Posted By: barrysloate



As per a request earlier this week to discuss particular pieces of baseball memorabilia, I thought I would get the ball rolling:

As baseball grew in popularity in the 1850's, fans of the game wanted to know more about it, particularly the rules and their finer points. There was limited access to the game in print save a paragraph or two in a local newspaper, or a column in a weekly paper such as Porter's Spirit of the Times. Fans actually wrote to the editors of various newspapers requesting more detailed coverage, as well as asking if a book about the game might one day be written.

In 1858, Mayhew and Baker of Boston published a book called the Manual of Cricket and Baseball.
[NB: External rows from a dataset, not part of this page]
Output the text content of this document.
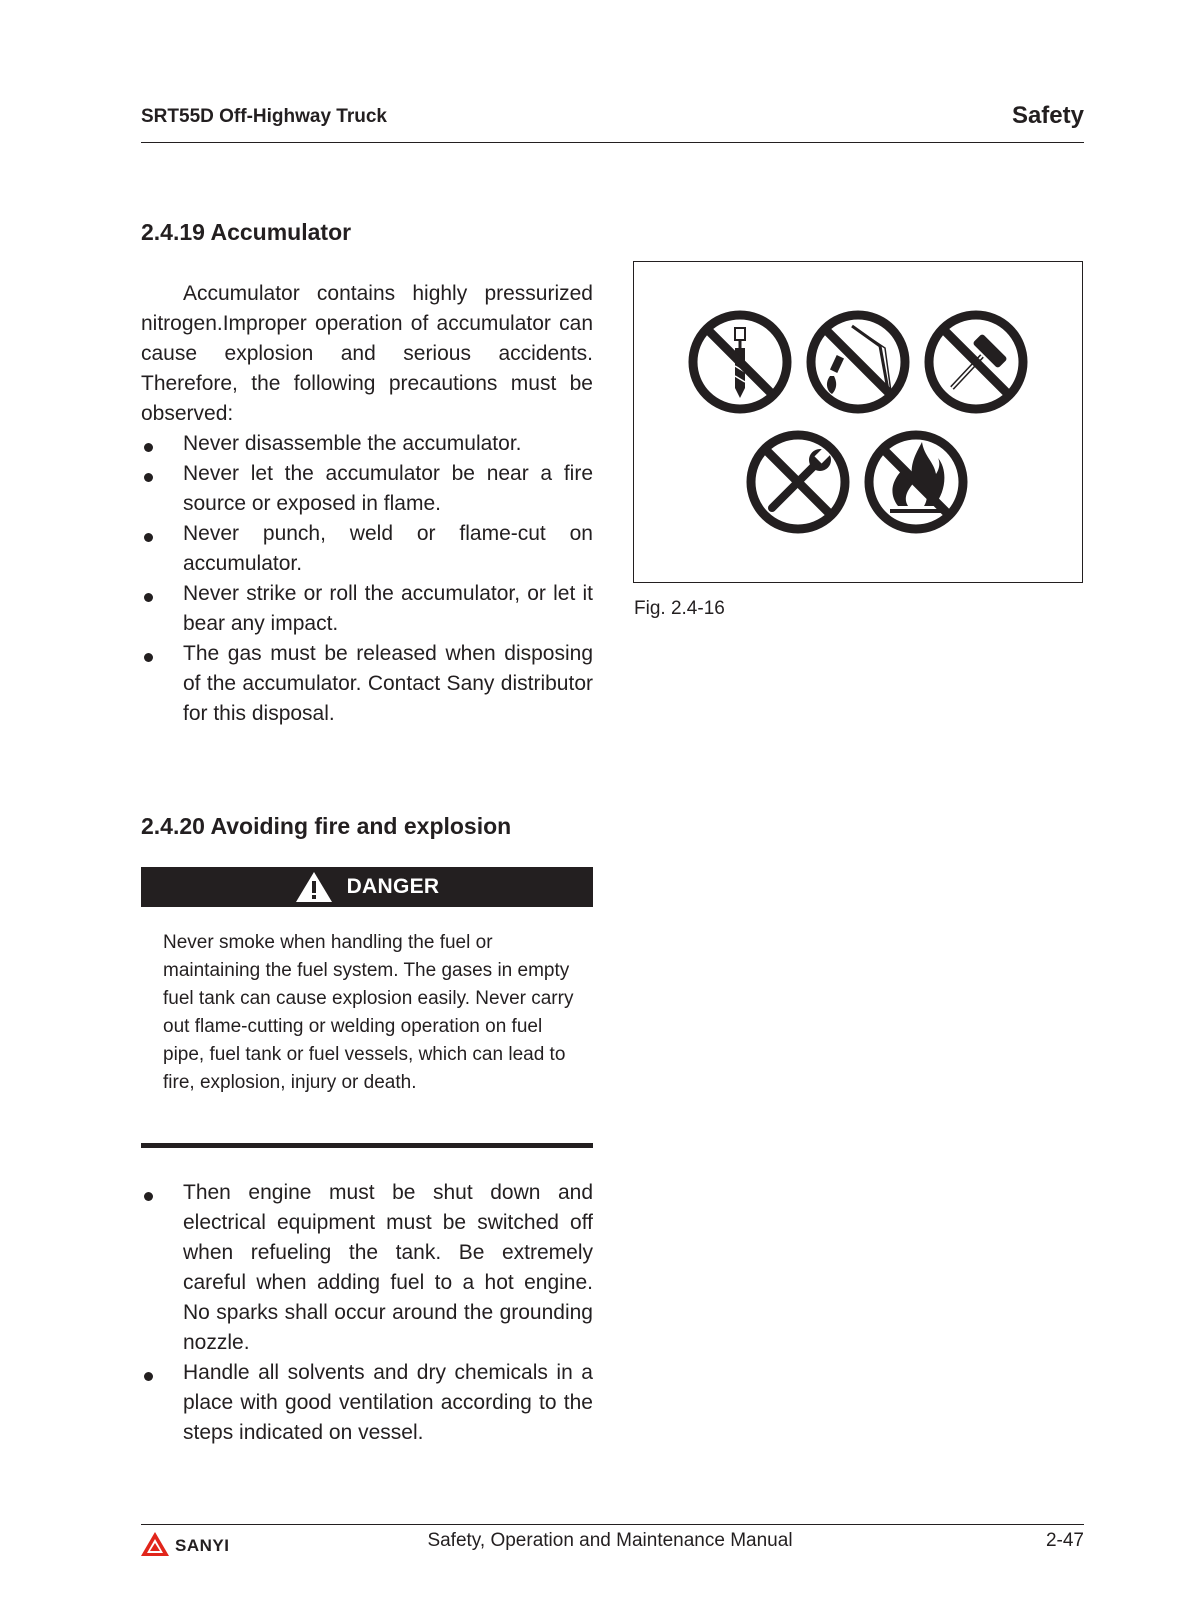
SRT55D Off-Highway Truck	Safety
2.4.19 Accumulator

Accumulator contains highly pressurized nitrogen.Improper operation of accumulator can cause explosion and serious accidents. Therefore, the following precautions must be observed:

Never disassemble the accumulator.
Never let the accumulator be near a fire source or exposed in flame.
Never punch, weld or flame-cut on accumulator.
Never strike or roll the accumulator, or let it bear any impact.
The gas must be released when disposing of the accumulator. Contact Sany distributor for this disposal.
Fig. 2.4-16
2.4.20 Avoiding fire and explosion
DANGER
Never smoke when handling the fuel or maintaining the fuel system. The gases in empty fuel tank can cause explosion easily. Never carry out flame-cutting or welding operation on fuel pipe, fuel tank or fuel vessels, which can lead to fire, explosion, injury or death.
Then engine must be shut down and electrical equipment must be switched off when refueling the tank. Be extremely careful when adding fuel to a hot engine. No sparks shall occur around the grounding nozzle.
Handle all solvents and dry chemicals in a place with good ventilation according to the steps indicated on vessel.
SANYI	Safety, Operation and Maintenance Manual	2-47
While it was the first of its kind available to the public, 20 of its 24 pages were devoted to cricket, and only the final four pages contained some very rudimentary rules of how baseball was played.

However, in 1859, the same company published the Base Ball Player's Pocket Companion, a 36 page guide that was the very first book in America devoted entirely to the game of baseball. Its contents included a detailed discussion of the differences between the Massachusetts and New York style of play (the latter which would ultimately become universally accepted); a set of basic rules; a constitution that teams joining the National Association of Amateur Baseball Players would have to abide by; and four woodcut engravings featuring ballplayers batting and fielding. The book would prove to be immensely popular, and it would be reissued in 1860 and 1861 (with a blue metallic cover the final year).

When I wrote my article on rare baseball books in issue #3 of VCBC, I only knew of these three editions. Since then I have discovered three separate editions for 1860 alone. This suggests two things: 1) the rules were regularly being refined at that time, and 2) the book was popular enough that there was a need to reissue it several times during that year.

In 1861, with the start of the Civil War, much of organized baseball would take a hiatus. Likewise, it would be the last year of the Pocket Companion.

Today it is a very rare and desirable collectible, with perhaps a dozen or so copies known of all the editions combined. It is rightly considered the very first baseball guide ever issued, and as such it is a landmark work.